AIDS: the virus uses a protein of the cell to protect itself

To stay out of reach of defenses that own each of our cells, the AIDS virus (HIV) captures a protein that is very abundant and integrates it into its arsenal, allowing it to gain stability. This discovery, made by an Australian team and published in the journal eLife helps to elucidate some of the great mystery surrounding the process of HIV infection. Ultimately, these results will lead to new therapeutic strategies.

HIV, a virus protected by a mysterious "armor"

HIV uses what it finds in host cells to multiply. Thus, it invades the cells and transforms their genetic material into DNA, which it can then integrate with that of the cell, in its nucleus. The cell will then "read" and treat this DNA as its own, that is to say by producing the corresponding proteins. The viral proteins will then form new viruses that will emerge from the cell to infect others.

The virus must however protect its genome against the detection and destruction of the active defense molecules within the cell time to reach the nucleus. HIV surrounds itself with an envelope of proteins called capsids. The structure of this capsid is very complex: indeed, it must be strong enough to withstand several hours inside the cell time to transform its genetic material, but not too much because it must be able to break to release its genome in the nucleus when the time comes. The way this process, called "unpacking", is done is one of the big unanswered questions in HIV biology.

HIV uses the IP6 protein, naturally present in the cell, to stabilize its protection system

In this new study, researchers designed viruses with fluorescent tags to monitor the viral capsid using fluorescence microscopy. " We can now see the effect of different molecules on the capsid, and accurately identify when it opens up and begins to collapse ", explains Professor Till Böcking, who participated in this work in a statement. Indeed, the capsid studied alone in the laboratory decomposes very rapidly, forcing researchers to study it in infected cells. The scientists then observe that the virus integrates into its capsid a protein belonging to the host cell. Called inositol hexakisphosphate (or IP6), it is naturally very abundant and binds to the pores present on the capsid to stabilize it for 10 to 20 hours. " It's like a switch: when you bind this molecule, you stabilize the capsid, and when you release it, you open it ," says Pr Till Böcking.
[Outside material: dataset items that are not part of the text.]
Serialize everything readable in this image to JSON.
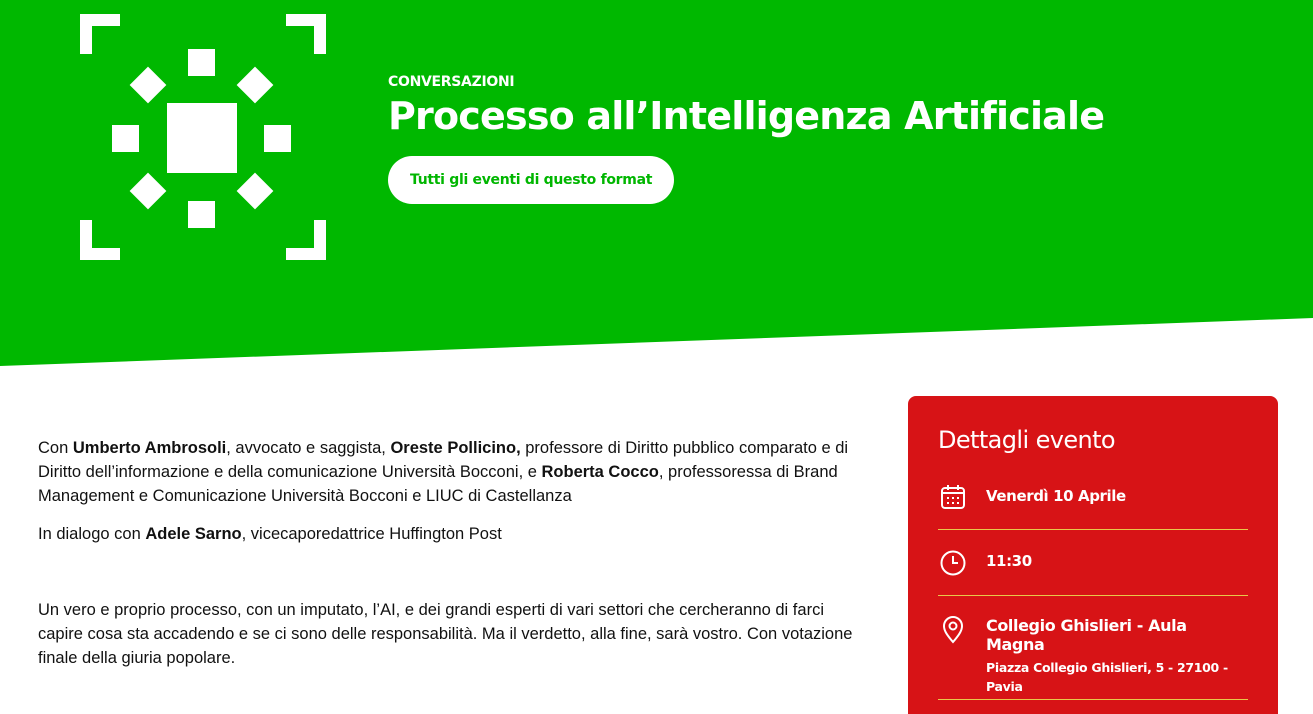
{
  "colors": {
    "hero_green": "#00b800",
    "card_red": "#d71316",
    "divider": "#e8c84a"
  },
  "hero": {
    "category": "CONVERSAZIONI",
    "title": "Processo all’Intelligenza Artificiale",
    "format_button": "Tutti gli eventi di questo format",
    "logo_icon": "sparkle-frame-icon"
  },
  "body": {
    "p1": {
      "t1": "Con ",
      "b1": "Umberto Ambrosoli",
      "t2": ", avvocato e saggista, ",
      "b2": "Oreste Pollicino,",
      "t3": " professore di Diritto pubblico comparato e di Diritto dell’informazione e della comunicazione Università Bocconi, e ",
      "b3": "Roberta Cocco",
      "t4": ", professoressa di Brand Management e Comunicazione Università Bocconi e LIUC di Castellanza"
    },
    "p2": {
      "t1": "In dialogo con ",
      "b1": "Adele Sarno",
      "t2": ", vicecaporedattrice Huffington Post"
    },
    "p3": "Un vero e proprio processo, con un imputato, l’AI, e dei grandi esperti di vari settori che cercheranno di farci capire cosa sta accadendo e se ci sono delle responsabilità. Ma il verdetto, alla fine, sarà vostro. Con votazione finale della giuria popolare."
  },
  "event_card": {
    "title": "Dettagli evento",
    "date": "Venerdì 10 Aprile",
    "time": "11:30",
    "venue": "Collegio Ghislieri - Aula Magna",
    "address": "Piazza Collegio Ghislieri, 5 - 27100 - Pavia",
    "icons": {
      "date": "calendar-icon",
      "time": "clock-icon",
      "venue": "location-pin-icon"
    }
  }
}
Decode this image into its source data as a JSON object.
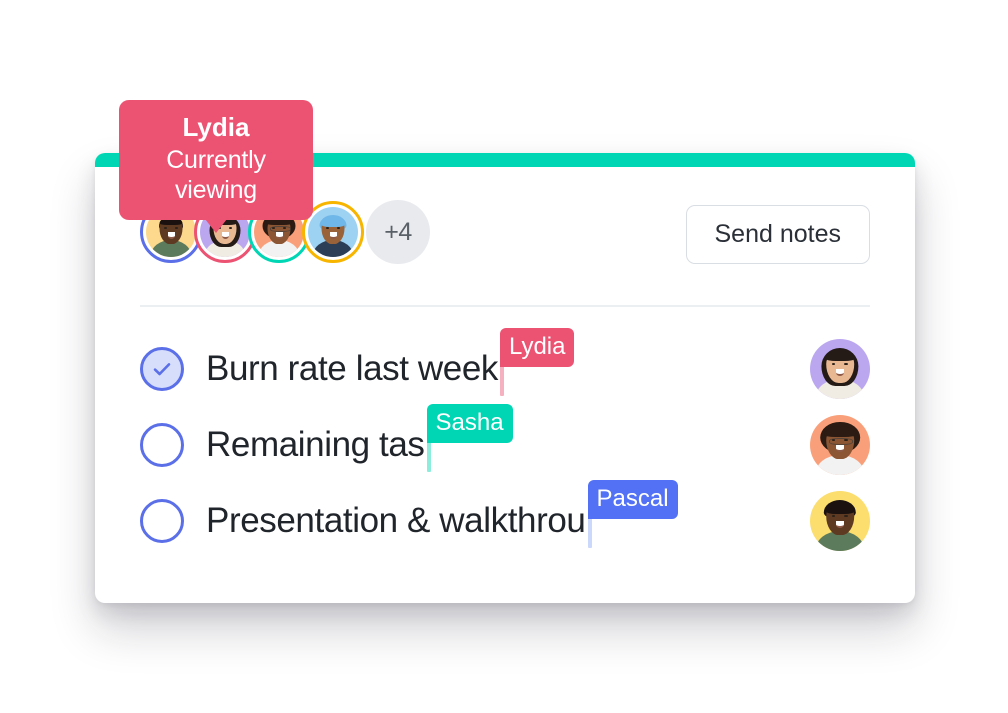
{
  "tooltip": {
    "name": "Lydia",
    "status": "Currently viewing",
    "color": "#EC5373"
  },
  "header": {
    "send_button_label": "Send notes",
    "overflow_badge_label": "+4",
    "viewers": [
      {
        "name": "viewer-1",
        "ring_color": "#5B6FE8",
        "bg": "#FCD98C",
        "skin": "#5E3A22",
        "hair": "#1b1210",
        "shirt": "#5C7A5C"
      },
      {
        "name": "viewer-2",
        "ring_color": "#EC5373",
        "bg": "#BBA7F0",
        "skin": "#E8B892",
        "hair": "#241a16",
        "shirt": "#F0EBE3"
      },
      {
        "name": "viewer-3",
        "ring_color": "#00D6B4",
        "bg": "#F9A07A",
        "skin": "#8C5634",
        "hair": "#2b1b13",
        "shirt": "#F2F2F2"
      },
      {
        "name": "viewer-4",
        "ring_color": "#F7B500",
        "bg": "#9ED2F2",
        "skin": "#9A6238",
        "hair": "#6FB7E8",
        "shirt": "#2C3E56"
      }
    ]
  },
  "tasks": [
    {
      "id": "task-burn-rate",
      "text": "Burn rate last week",
      "checked": true,
      "cursor": {
        "label": "Lydia",
        "color": "#EC5373",
        "caret_color": "#EC5373"
      },
      "assignee": {
        "name": "assignee-lydia",
        "bg": "#BBA7F0",
        "skin": "#E8B892",
        "hair": "#241a16",
        "shirt": "#F0EBE3"
      }
    },
    {
      "id": "task-remaining",
      "text": "Remaining tas",
      "checked": false,
      "cursor": {
        "label": "Sasha",
        "color": "#00D6B4",
        "caret_color": "#00D6B4"
      },
      "assignee": {
        "name": "assignee-sasha",
        "bg": "#F9A07A",
        "skin": "#8C5634",
        "hair": "#2b1b13",
        "shirt": "#F2F2F2"
      }
    },
    {
      "id": "task-presentation",
      "text": "Presentation & walkthrou",
      "checked": false,
      "cursor": {
        "label": "Pascal",
        "color": "#5271F5",
        "caret_color": "#8FA6F8"
      },
      "assignee": {
        "name": "assignee-pascal",
        "bg": "#FBDE6E",
        "skin": "#5E3A22",
        "hair": "#1b1210",
        "shirt": "#5C7A5C"
      }
    }
  ],
  "theme": {
    "accent_bar": "#00D6B4",
    "checkbox_border": "#5B6FE8",
    "checkbox_fill": "#D6DEFB",
    "divider": "#ECEFF2",
    "overflow_badge_bg": "#E8EAEE",
    "card_bg": "#FFFFFF"
  }
}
[19659004] HIV captivity. In magenta, the binding sites of the IP6. Credits: UNSW

RESEARCH AND TREATMENT . This work is important because it will allow researchers to better study the viral capsid. Thus, by adding IP6, they can theoretically stabilize it long enough for their experiments. Moreover, this discovery " provides a new dependence to exploit in the development of antiviral treatment ," according to the authors. Most currently approved anti-HIV therapies target the necessary proteins at different stages of the life cycle of the virus, but none are directed against the HIV capsid.